I'd be interested in your thoughts on what you (and others) expect this feature to work. I suspect that I should just take whatever intuition tells everyone else and make that what the system does.

acbart commented 7 months ago

... Would having penalize and reward parameters instead of a score parameter help this problem at all?

lukesg08 commented 7 months ago

Maybe, but if we think from a traditional rubric, our point oriented system resembles either analytic rubrics or single-point/check list rubrics. If you break down an analytic rubric, you can arrive at a potentially long single-point rubric. So taking the discussion from there, we basically ask a yes or no, do they meet a particular criteria? From that perspective, it's actually about just meeting a specific criteria. How much weight we put on a criteria is what determines how many "points" such an item is worth. Whether we add or subtract points is simply a matter of preference and impression, at the end of the day, we are just checking the checkbox, and associating a point value for that checkbox. Value is used as a potential parameter (in the compliment documentation https://pedal-edu.github.io/pedal/teachers/tools/core.html), which kind of alludes to that idea, potentially thinking of this as feedback simply has a valence, and triggering the feedback appropriately modifies the overall score based on the valence. We might also think of valence being a global setting to ensure consistency...but I think that just brings about additional complications.

acbart commented 7 months ago

Debugging logic with the unit_test function today, I broke some tests with the new scoring code I had been trying out. I was adding points for passed test cases, and subtracting points for failed test cases.
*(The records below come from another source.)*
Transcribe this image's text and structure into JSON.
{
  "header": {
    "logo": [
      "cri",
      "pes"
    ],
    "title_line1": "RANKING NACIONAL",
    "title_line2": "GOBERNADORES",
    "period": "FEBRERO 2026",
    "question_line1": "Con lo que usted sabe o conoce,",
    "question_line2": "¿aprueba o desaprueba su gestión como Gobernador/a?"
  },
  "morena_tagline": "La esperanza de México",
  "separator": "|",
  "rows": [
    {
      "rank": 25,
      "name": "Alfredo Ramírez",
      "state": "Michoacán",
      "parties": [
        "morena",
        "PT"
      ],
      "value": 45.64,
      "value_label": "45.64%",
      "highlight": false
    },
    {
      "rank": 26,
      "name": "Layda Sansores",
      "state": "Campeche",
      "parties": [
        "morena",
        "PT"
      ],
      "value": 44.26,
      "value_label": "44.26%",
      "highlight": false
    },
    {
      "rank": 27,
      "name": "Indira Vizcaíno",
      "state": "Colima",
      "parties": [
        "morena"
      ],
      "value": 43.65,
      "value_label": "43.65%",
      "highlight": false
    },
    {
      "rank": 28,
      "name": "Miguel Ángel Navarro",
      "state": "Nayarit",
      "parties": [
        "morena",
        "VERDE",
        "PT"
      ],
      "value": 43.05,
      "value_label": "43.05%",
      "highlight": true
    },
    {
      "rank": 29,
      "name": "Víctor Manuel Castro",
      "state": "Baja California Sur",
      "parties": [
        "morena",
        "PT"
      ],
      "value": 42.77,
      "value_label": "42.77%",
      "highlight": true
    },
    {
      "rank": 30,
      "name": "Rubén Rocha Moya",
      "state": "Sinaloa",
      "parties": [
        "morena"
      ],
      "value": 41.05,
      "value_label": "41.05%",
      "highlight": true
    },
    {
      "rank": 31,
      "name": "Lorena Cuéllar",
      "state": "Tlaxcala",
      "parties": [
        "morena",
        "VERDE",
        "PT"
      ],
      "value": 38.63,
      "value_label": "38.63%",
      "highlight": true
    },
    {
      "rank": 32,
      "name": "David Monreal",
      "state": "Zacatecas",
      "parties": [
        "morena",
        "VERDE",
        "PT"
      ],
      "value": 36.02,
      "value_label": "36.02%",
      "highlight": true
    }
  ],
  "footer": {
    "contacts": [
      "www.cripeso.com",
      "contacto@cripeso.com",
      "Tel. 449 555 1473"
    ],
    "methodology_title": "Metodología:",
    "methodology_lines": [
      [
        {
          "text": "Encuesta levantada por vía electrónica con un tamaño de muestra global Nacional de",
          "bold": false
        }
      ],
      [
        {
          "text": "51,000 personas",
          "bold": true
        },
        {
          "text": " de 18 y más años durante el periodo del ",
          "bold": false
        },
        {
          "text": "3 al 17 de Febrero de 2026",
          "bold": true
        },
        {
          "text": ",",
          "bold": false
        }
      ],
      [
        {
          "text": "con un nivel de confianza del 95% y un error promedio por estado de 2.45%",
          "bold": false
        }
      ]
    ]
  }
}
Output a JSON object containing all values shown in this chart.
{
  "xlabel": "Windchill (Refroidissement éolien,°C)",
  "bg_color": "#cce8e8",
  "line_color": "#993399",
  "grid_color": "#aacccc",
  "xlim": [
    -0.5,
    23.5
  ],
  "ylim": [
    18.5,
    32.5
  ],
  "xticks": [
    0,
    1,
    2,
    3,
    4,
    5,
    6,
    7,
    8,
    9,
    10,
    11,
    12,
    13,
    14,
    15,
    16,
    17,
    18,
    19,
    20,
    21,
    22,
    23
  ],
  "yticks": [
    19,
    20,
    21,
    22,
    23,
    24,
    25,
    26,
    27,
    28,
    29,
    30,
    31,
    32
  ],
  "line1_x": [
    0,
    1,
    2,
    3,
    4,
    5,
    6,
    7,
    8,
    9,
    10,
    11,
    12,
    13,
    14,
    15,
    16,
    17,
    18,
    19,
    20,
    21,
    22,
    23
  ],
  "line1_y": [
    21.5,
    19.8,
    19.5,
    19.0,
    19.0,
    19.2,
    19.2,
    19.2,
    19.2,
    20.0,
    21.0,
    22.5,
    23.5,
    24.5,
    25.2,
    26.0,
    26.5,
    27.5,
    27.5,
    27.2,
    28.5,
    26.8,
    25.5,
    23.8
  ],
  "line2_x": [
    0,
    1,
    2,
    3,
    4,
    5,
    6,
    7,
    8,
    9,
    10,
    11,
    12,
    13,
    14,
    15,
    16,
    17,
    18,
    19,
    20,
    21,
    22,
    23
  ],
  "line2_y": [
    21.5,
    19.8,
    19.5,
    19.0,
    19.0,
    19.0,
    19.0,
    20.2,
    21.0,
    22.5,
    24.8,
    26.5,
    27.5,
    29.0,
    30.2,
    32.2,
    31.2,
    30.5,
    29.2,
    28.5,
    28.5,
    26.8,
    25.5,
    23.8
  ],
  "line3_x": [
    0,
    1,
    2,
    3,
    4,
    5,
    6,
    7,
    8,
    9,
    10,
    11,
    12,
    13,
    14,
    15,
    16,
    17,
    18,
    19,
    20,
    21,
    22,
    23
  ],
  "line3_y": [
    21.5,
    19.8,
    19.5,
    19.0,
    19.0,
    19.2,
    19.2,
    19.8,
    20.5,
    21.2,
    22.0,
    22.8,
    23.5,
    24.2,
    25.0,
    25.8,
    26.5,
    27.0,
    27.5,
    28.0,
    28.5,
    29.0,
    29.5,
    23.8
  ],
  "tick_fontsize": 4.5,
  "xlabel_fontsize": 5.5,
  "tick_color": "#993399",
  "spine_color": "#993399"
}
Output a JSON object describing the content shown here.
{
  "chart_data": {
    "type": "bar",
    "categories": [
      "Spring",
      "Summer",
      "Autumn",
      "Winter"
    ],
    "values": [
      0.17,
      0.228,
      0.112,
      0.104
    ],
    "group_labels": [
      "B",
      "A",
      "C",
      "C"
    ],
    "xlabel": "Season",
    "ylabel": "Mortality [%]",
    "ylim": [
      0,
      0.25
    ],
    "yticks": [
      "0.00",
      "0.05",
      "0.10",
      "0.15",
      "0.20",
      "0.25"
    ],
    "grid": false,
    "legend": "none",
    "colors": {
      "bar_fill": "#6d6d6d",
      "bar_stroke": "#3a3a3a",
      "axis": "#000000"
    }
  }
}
So passing 3/5 tests meant you got a 20% instead of a 60%, because it was "60%-40%". I'm not really that awake right now to try and figure this out, but I understand there are situations where we want to add points and situations where we want to remove points. But we probably shouldn't make the same feedback objects do both at the same time. This is very much the same problem that this article tries to explain, I think: https://community.canvaslms.com/t5/Higher-Ed-Canvas-Users/Understanding-Multiple-Answers-Questions/ba-p/263903

lukesg08 commented 7 months ago

I thought that was the point of the valence flag? Negative valence means that activating this feedback is bad, and thus points should be deducted, and positive valence meaning this feedback is good and points should be added. I think unit tests would probably fall under negative valence? If they "fail", they activate their feedback, which would deduct points since unit tests failing means that their should be corrective feedback. As far as combining negative and positive feedback to contributing to the score, that might be a little more wonky. My gut instinct is that all the negative valence feedback would deduct from a sum total, and all positive valence feedback would add to a sum total. E.g. if 60% of points were unit tests, and 40% of points were compliments, students would actually start off with "60%" and points would be deducted for every failing unit test that has a point value. And then with compliments, for each compliment added that has a point value, it would add up together.